Statistical analyses

Laboratory studies

Mortality of nematode was calculated by the equation following.

$$X=\frac{{N}_{1}}{{N}_{1}+{N}_{2}}\times 100,$$
(1)

where X is % nematode mortality, N1 is the number of dead nematodes, and N2 is the number of the live nematodes.

Corrected mortality of nematode was considered by the equation following.

$$Y=\frac{{X}_{1}-{X}_{2}}{1-{X}_{2}}\times 100,$$
(2)

where Y is the % corrected nematode mortality, while X1 is the % nematode mortality of fumigated treatments, and X2 is the % nematode mortality of untreated control.

Controlling fungi or weed seeds efficacy was measured according to the equation following.

$$Y=\frac{{X}_{1}-{X}_{2}}{{X}_{1}}\times 100,$$
(3)

where Y is the fungi or weed seeds control efficacy, X1 is the fungal populations or weed height in untreated control group, X2 is the fungal populations or weed height in treated fumigated plots.

The DMDS plus MNa control efficacy was calculated by the equation following, using methods described by Limpel et al.46.

$${E}_{0}={X}_{1}+{X}_{2}-{X}_{1}{X}_{2}/100,$$
(4)

where E0 is the expected control efficacy of DMDS plus MNa, X1 is the actual measured control efficacy of DMDS, X2 is the actual measured control efficacy of MNa. E is the actual measured control efficacy of DMDS plus MNa. If E > E0, the combination of DMDS plus MNa was synergistic; if E < E0, the combination of DMDS plus MNa was antagonistic.

Field trials

The effectiveness of controlling root-knot nematode or soilborne fungi or oomycetes was measured according to the Eq. (3).

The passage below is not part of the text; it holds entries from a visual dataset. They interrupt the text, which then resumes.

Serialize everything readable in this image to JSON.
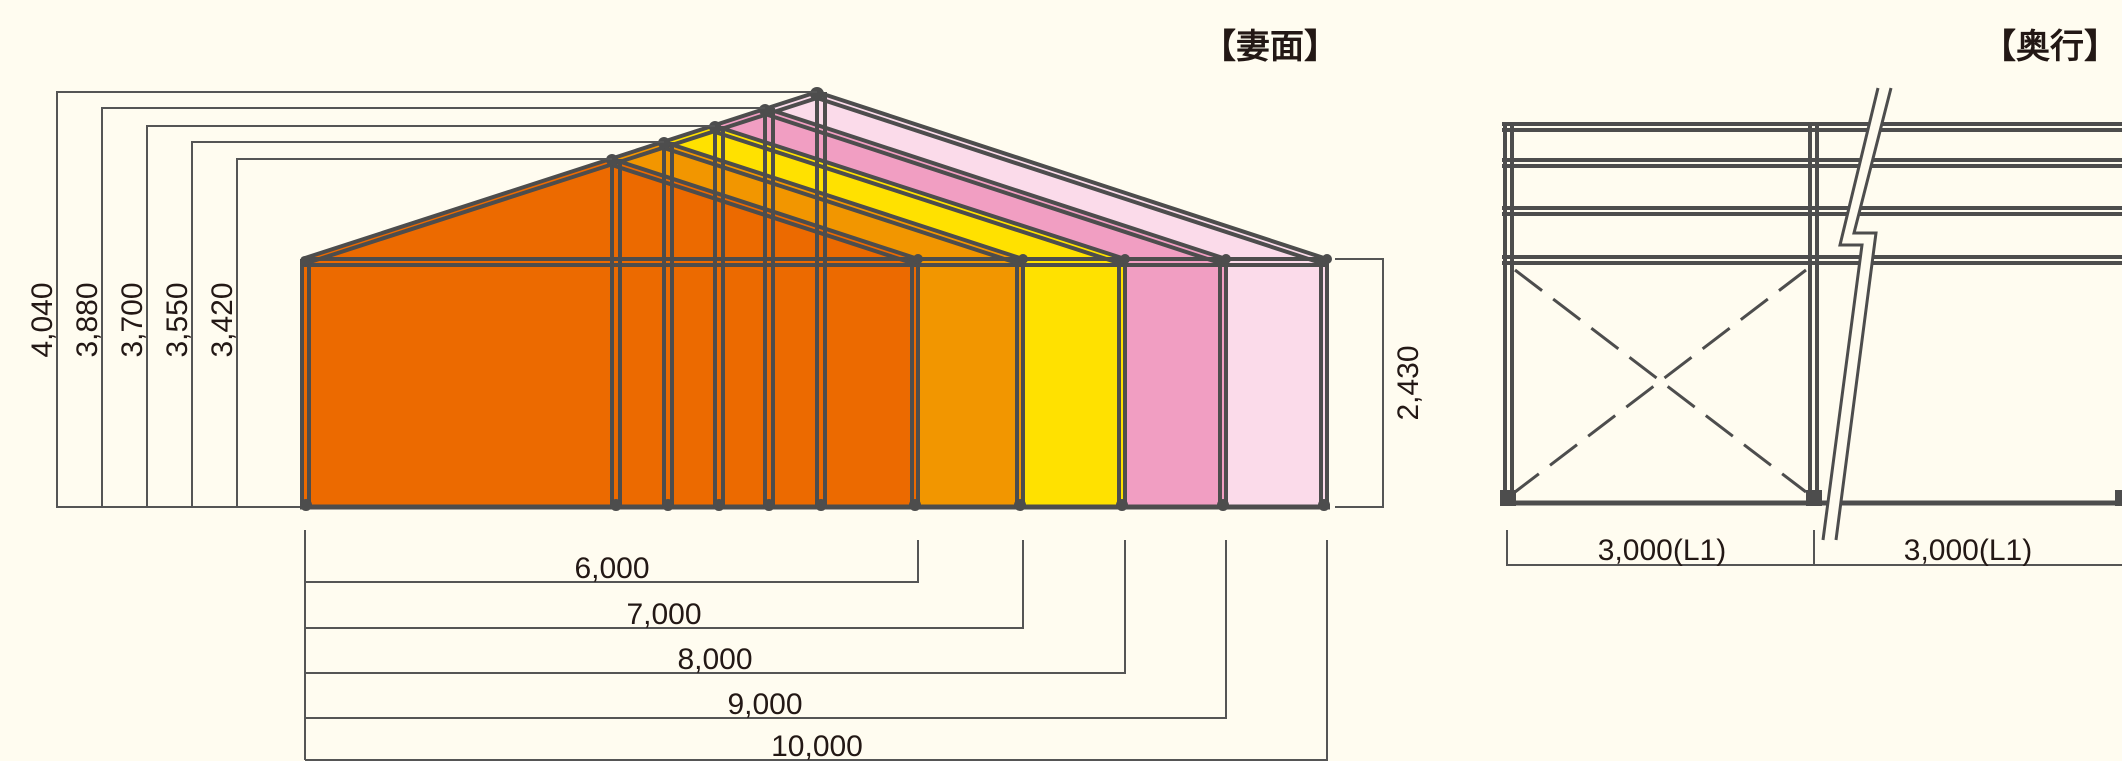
{
  "gable_view": {
    "title": "【妻面】",
    "height_labels": [
      "4,040",
      "3,880",
      "3,700",
      "3,550",
      "3,420"
    ],
    "eave_height_label": "2,430",
    "width_labels": [
      "6,000",
      "7,000",
      "8,000",
      "9,000",
      "10,000"
    ],
    "fill_colors": [
      "#ec6a00",
      "#f29600",
      "#ffe100",
      "#f19ec2",
      "#fbdbea"
    ],
    "frame_color": "#4d4d4d"
  },
  "depth_view": {
    "title": "【奥行】",
    "bay_labels": [
      "3,000(L1)",
      "3,000(L1)"
    ]
  }
}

Root galls scores or disease scores recorded for each plot were respectively converted into root galling index (% RGI) or root disease indices (% RDI) using the formula described by McKinney45:

$$( \% )RGI/RDI=\frac{\sum (fv)}{NX}$$
(5)

where ƒ = number of plants in each class, v = class value, N = number of observed plants, and X = highest value of the evaluation scale.

Statistical software SAS (SAS, version 8.0 for Windows) was run to conduct analysis of variance (ANOVA) for data analysis. Data for populations of soilborne fungus and knot-nematode were transformed as necessary (log10 for large numbers [>100] and square root transformations for small numbers [<100] for statistical analyses), however, all of the data reported here as non-transformed values. Fisher’s LSD test at P = 0.05 was used for significant differences determination among means.